Sorry, not going to help you
I was sitting at the counter when a young man approached me. Upon asking him how I might render assistance to him that day, he responded that he was looking for a gag gift for a friend of his and might I be able to suggest something.
Bloody hell on a biscotti do I hate when customers ask me that question. You might think that it wouldn't be such a big deal. True, I am traditionally loathe to offer suggestions for entirely open, if not subjective, questions. As it happens, this is one of the customer inquiries kept in mind when I adopted this policy. For every one person who'd find a "Baby Jesus Butt-plug" to be hysterically amusing, there are a dozen who'd be mortally offended. I hesitate to contemplate the flood of vitriol and foamed spit that would be loosed by the release of a Mohammed masturbator. Humor is entirely too subjective to muck around with when you don't know a damned thing about the person involved.
Let me tell you, having someone storm in here, usually with some form of novelty clutched in their fist, in the vain hope of ridding themselves of the unexpected gift and getting some money back to buy something better suited to their tastes is rarely a pleasant experience. Embarrassment makes for very angry, very bitter individuals. All of whom want nothing more than someone to direct all that pent up emotion at.
Generally what vexes me most about the people looking for a gag gift is that it's usually mean-spirited.
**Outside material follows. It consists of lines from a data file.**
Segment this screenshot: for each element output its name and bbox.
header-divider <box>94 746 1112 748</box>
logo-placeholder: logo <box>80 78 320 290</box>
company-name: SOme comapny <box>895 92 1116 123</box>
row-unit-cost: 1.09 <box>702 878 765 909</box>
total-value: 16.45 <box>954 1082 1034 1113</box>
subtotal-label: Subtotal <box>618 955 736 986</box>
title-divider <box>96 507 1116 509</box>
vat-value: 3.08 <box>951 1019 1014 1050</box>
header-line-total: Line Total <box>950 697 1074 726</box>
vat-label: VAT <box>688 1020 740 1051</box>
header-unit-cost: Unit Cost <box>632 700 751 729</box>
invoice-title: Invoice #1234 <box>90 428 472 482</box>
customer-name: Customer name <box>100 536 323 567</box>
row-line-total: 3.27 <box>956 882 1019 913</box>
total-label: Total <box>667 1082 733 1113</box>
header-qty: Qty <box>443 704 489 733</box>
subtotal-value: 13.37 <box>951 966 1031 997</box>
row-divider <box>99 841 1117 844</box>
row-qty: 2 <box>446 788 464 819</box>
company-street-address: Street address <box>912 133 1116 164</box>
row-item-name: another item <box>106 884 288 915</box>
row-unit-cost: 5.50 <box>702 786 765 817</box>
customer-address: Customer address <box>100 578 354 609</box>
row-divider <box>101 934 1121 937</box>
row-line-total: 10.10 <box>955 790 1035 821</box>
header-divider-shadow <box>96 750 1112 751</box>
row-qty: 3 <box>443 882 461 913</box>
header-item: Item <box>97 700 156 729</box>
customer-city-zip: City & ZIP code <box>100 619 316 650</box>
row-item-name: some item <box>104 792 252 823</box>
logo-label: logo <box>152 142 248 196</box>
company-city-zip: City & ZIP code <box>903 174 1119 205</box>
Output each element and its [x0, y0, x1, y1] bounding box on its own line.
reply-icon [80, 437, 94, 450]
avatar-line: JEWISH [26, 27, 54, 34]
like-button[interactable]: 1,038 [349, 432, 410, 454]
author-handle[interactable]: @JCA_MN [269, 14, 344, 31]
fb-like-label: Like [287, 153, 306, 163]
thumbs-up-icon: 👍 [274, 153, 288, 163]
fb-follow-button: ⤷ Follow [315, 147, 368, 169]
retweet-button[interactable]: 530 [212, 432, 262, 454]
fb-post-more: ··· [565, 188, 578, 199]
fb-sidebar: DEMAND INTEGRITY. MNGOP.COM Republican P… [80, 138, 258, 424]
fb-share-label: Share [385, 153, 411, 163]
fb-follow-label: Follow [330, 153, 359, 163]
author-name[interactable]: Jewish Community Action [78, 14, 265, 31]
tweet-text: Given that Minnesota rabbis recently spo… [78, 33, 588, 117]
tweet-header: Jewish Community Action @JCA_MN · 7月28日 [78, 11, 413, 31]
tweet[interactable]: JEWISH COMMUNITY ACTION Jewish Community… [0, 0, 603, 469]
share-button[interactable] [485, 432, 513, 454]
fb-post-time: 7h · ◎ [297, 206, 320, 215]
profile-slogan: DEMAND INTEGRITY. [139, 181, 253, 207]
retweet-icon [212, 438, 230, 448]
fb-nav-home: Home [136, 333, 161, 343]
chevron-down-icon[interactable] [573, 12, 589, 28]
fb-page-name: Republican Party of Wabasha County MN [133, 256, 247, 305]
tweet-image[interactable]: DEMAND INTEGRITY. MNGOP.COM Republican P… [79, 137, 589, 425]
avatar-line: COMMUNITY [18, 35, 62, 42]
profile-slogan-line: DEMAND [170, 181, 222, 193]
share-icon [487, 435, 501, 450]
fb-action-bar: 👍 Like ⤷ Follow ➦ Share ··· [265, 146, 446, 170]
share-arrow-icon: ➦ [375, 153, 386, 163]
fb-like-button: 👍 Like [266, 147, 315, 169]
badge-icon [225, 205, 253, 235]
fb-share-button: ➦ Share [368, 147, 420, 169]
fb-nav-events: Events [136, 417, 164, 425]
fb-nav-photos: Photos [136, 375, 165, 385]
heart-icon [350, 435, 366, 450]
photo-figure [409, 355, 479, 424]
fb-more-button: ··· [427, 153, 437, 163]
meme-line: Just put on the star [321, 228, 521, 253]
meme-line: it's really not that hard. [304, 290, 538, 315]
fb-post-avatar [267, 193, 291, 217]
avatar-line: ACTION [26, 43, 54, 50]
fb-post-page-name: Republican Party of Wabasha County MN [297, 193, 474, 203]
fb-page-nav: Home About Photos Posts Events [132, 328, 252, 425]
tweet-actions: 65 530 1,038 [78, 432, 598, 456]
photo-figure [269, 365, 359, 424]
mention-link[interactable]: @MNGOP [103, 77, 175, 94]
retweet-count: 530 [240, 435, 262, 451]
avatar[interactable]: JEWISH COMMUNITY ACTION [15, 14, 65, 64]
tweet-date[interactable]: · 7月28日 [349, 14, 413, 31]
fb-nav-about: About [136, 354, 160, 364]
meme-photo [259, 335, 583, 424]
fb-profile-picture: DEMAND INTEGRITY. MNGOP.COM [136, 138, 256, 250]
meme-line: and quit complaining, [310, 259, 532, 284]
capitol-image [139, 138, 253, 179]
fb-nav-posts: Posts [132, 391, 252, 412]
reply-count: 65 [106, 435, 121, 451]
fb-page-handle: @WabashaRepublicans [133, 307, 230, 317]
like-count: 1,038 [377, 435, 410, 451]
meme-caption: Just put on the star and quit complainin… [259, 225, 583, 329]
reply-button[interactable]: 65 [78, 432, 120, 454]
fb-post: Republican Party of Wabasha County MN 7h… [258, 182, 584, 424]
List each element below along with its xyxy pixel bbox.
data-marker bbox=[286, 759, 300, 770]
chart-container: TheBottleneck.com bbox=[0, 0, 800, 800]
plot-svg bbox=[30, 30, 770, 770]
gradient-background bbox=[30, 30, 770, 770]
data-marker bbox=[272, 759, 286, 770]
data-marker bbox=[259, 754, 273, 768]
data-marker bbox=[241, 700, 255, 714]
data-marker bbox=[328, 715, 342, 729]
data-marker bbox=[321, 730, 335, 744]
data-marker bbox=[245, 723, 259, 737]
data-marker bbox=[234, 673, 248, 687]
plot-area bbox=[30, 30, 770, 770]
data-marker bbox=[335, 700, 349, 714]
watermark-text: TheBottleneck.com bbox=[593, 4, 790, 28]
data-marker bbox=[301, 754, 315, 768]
They come in with the expectation of finding something outré or threatening to their intended target. Their snide attitudes aggravate me immediately. Forcing them to cast about for something that fits their internal agenda not only lays the whole "prank" at their feet, but I get a small measure of dark entertainment. If you've ever watched a red-neck's smirk falter and grow sickly because it's patently obvious they're the only one in the store who considers them in the least bit funny, but they're being treated to that insincere almost-acknowledgment that is almost universally larded upon toddlers gleefully reciting one of the oldest knock knock jokes known to man over and over again like it's the pinnacle of human wit and is just as funny in the twelfth encore in half as many minutes as it was the very first time.
The young would-be wag spent several minutes wandering the store before leaving empty handed in much lower spirits than he entered.
Oh, and just for the record I do think a "Pocket Prophet" would be a good seller. If someone decides to make them, I want my percentage.